Sunday, September 02, 2007

Sportin a New Hat

Caleb, Grandma, Aunt Rachel and I went to the mall yesterday to do a little shopping. I got Caleb this cute hat (among other things) and it only cost 19 cents!! Now that is a bargain! I think it looks pretty cute on him but of course I think everything looks cute on Caleb.

Tuesday, April 03, 2007

Easter Egg Hunt


While we were visiting MeMe & PaPa we decided to have a little Easter Egg Hunt for Caleb. I hid some eggs on the back patio and Caleb just rolled around in his stander finding all the eggs. It was just a fun game for him, picking eggs up and putting them in the basket. He wasn't crazy about the sun in his eyes so we had to get his shades out of the car. MeMe & PaPa enjoyed seeing Caleb in his mobile stander, he has really gotten good at maneuvering it around to where he wants to go. Caleb had a great time at MeMe and Papa's this weekend. All the attention really wears him out. He took some of the longest naps while we were there, why doesn't he do that at home? I could get so much done if he napped like that here! Anyway, he was the center of attention for 4 days and he loved it (of course he is always the center of attention).
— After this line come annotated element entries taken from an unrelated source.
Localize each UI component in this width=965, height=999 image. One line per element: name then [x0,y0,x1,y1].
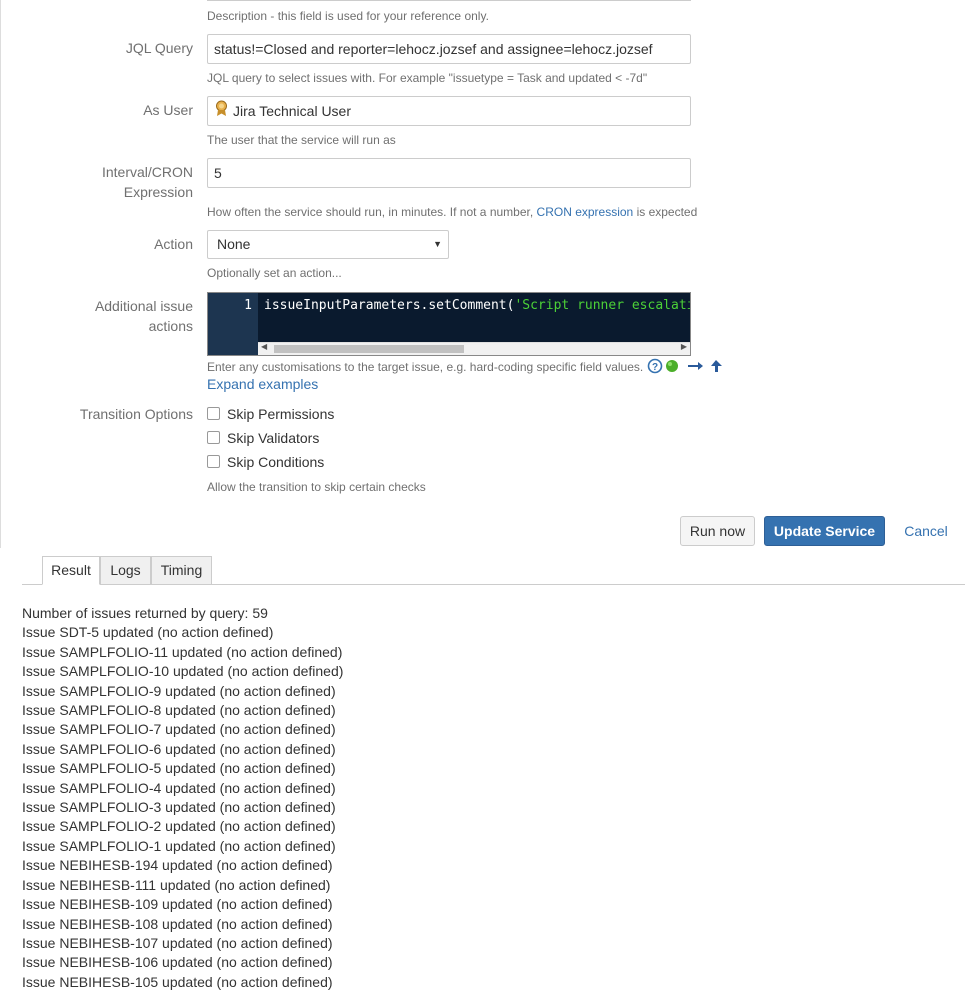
result-line: Issue SAMPLFOLIO-9 updated (no action de… [22,682,336,699]
code-gutter: 1 [208,293,258,355]
additional-label-line2: actions [148,318,193,334]
arrow-right-icon[interactable] [687,362,703,370]
action-select-value: None [217,236,251,252]
expand-examples-link[interactable]: Expand examples [207,376,318,392]
action-help: Optionally set an action... [207,266,342,280]
line-number: 1 [244,298,252,313]
user-avatar-icon [214,98,229,125]
jql-label: JQL Query [125,40,193,56]
additional-label-line1: Additional issue [94,298,193,314]
result-line: Issue NEBIHESB-107 updated (no action de… [22,934,333,951]
code-editor[interactable]: 1 issueInputParameters.setComment('Scrip… [207,292,691,356]
interval-help-prefix: How often the service should run, in min… [207,205,534,219]
scrollbar-thumb[interactable] [274,345,464,353]
result-line: Issue SAMPLFOLIO-3 updated (no action de… [22,799,336,816]
description-help: Description - this field is used for you… [207,9,489,23]
skip-validators-checkbox[interactable] [207,431,220,444]
as-user-help: The user that the service will run as [207,133,396,147]
tab-result[interactable]: Result [42,556,100,585]
cancel-button[interactable]: Cancel [898,516,954,546]
as-user-value: Jira Technical User [233,103,352,119]
result-output: Number of issues returned by query: 59 I… [22,604,343,992]
as-user-label: As User [143,102,193,118]
result-line: Issue SAMPLFOLIO-7 updated (no action de… [22,721,336,738]
code-prefix: issueInputParameters.setComment( [264,298,515,313]
jql-input[interactable]: status!=Closed and reporter=lehocz.jozse… [207,34,691,64]
jql-help: JQL query to select issues with. For exa… [207,71,648,85]
result-line: Issue NEBIHESB-194 updated (no action de… [22,857,333,874]
tab-logs[interactable]: Logs [100,556,151,585]
result-line: Issue SAMPLFOLIO-10 updated (no action d… [22,663,344,680]
scroll-left-icon[interactable]: ◀ [261,342,267,351]
result-line: Issue NEBIHESB-105 updated (no action de… [22,973,333,990]
code-string: 'Script runner escalation [514,298,691,313]
skip-permissions-option[interactable]: Skip Permissions [207,405,334,423]
interval-help: How often the service should run, in min… [207,204,697,220]
additional-help: Enter any customisations to the target i… [207,358,731,378]
result-line: Issue SAMPLFOLIO-11 updated (no action d… [22,643,343,660]
code-line: issueInputParameters.setComment('Script … [264,298,691,313]
as-user-input[interactable]: Jira Technical User [207,96,691,126]
result-line: Issue SDT-5 updated (no action defined) [22,624,274,641]
cron-expression-link[interactable]: CRON expression [537,205,634,219]
skip-validators-option[interactable]: Skip Validators [207,429,319,447]
result-line: Issue NEBIHESB-109 updated (no action de… [22,896,333,913]
result-line: Issue SAMPLFOLIO-5 updated (no action de… [22,760,336,777]
question-circle-icon[interactable]: ? [647,358,662,374]
chevron-down-icon: ▼ [433,239,442,249]
result-line: Issue SAMPLFOLIO-4 updated (no action de… [22,779,336,796]
skip-validators-label: Skip Validators [227,430,320,446]
horizontal-scrollbar[interactable]: ◀ ▶ [258,342,690,355]
result-line: Issue SAMPLFOLIO-2 updated (no action de… [22,818,336,835]
run-now-button[interactable]: Run now [680,516,755,546]
interval-help-suffix: is expected [636,205,698,219]
result-line: Issue SAMPLFOLIO-6 updated (no action de… [22,740,336,757]
result-line: Issue SAMPLFOLIO-1 updated (no action de… [22,837,336,854]
result-line: Issue NEBIHESB-111 updated (no action de… [22,876,331,893]
result-summary: Number of issues returned by query: 59 [22,605,268,621]
interval-label-line1: Interval/CRON [101,164,193,180]
skip-permissions-checkbox[interactable] [207,407,220,420]
help-icons: ? [647,358,731,378]
tab-timing[interactable]: Timing [151,556,212,585]
description-field-edge [207,0,691,1]
result-line: Issue SAMPLFOLIO-8 updated (no action de… [22,702,336,719]
transition-help: Allow the transition to skip certain che… [207,480,426,494]
skip-conditions-label: Skip Conditions [227,454,325,470]
page-left-border [0,0,1,548]
arrow-up-icon[interactable] [710,360,722,372]
interval-input[interactable]: 5 [207,158,691,188]
additional-help-text: Enter any customisations to the target i… [207,360,644,375]
update-service-button[interactable]: Update Service [764,516,885,546]
result-line: Issue NEBIHESB-106 updated (no action de… [22,954,333,971]
transition-label: Transition Options [79,406,193,422]
action-label: Action [154,236,193,252]
skip-conditions-option[interactable]: Skip Conditions [207,453,324,471]
scroll-right-icon[interactable]: ▶ [681,342,687,351]
result-line: Issue NEBIHESB-108 updated (no action de… [22,915,333,932]
interval-label: Interval/CRON Expression [102,162,193,202]
action-select[interactable]: None ▼ [207,230,449,259]
svg-text:?: ? [652,362,658,373]
skip-permissions-label: Skip Permissions [227,406,335,422]
skip-conditions-checkbox[interactable] [207,455,220,468]
additional-label: Additional issue actions [95,296,193,336]
green-dot-icon[interactable] [665,360,678,372]
interval-label-line2: Expression [123,184,193,200]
Thursday, February 22, 2007

Three Musketeers

Watch out world, here comes Caleb, Ethan, and Bryce! The Three Musketeers had a playdate at the mall this morning and it was very eventful. Bryce was Mr. Independent and insisted on going into almost every store, especially the jewelry store. Caleb was kinda grouchy and tired, he cried the entire time. Ethan just went with the flow, very laid-back and content. It was quite a sight with 3 little boys rolling around the mall in their mobile standers. Fellow shoppers didn't know what to think about our boys. It was a very busy morning for us all. Caleb was exhausted and fell fast asleep before I even got on the highway. I am so glad to have found these other moms and their boys. I've only just met these ladies but they have already been a huge blessing to me. It is hard having a child with special needs but connecting with others really helps to lighten the load. Thank you Ladies!

Wednesday, January 24, 2007

Caleb's New Wheels!

Check out Caleb's new wheels! This is a mobile stander. It works like a wheelchair but Caleb is standing instead of sitting. He is strapped in so that he has plenty of support. This mobile stander will allow Caleb to be upright and eye-to-eye with his peers instead of being on the floor looking up. We just got it yesterday so Caleb is still learning how to make it go but he has already pushed himself forward and backward several times. He is so smart! He claps for himself every time he makes it move. I'm sure some of you are wondering if this means that Caleb will have to have a wheelchair in the future. We don't know the answer to that question, no one does. The jury is still out on what Caleb will need. It is certainly possible that he will need a wheelchair for some things but we can't say anything for sure. Caleb is constantly surprising us so who knows what he will be able to do. We are so excited that he has this mobile stander, it is going to open up a whole new world for Caleb (and new things to get into!). We are anxious to see him wheeling all over the place and being more independent.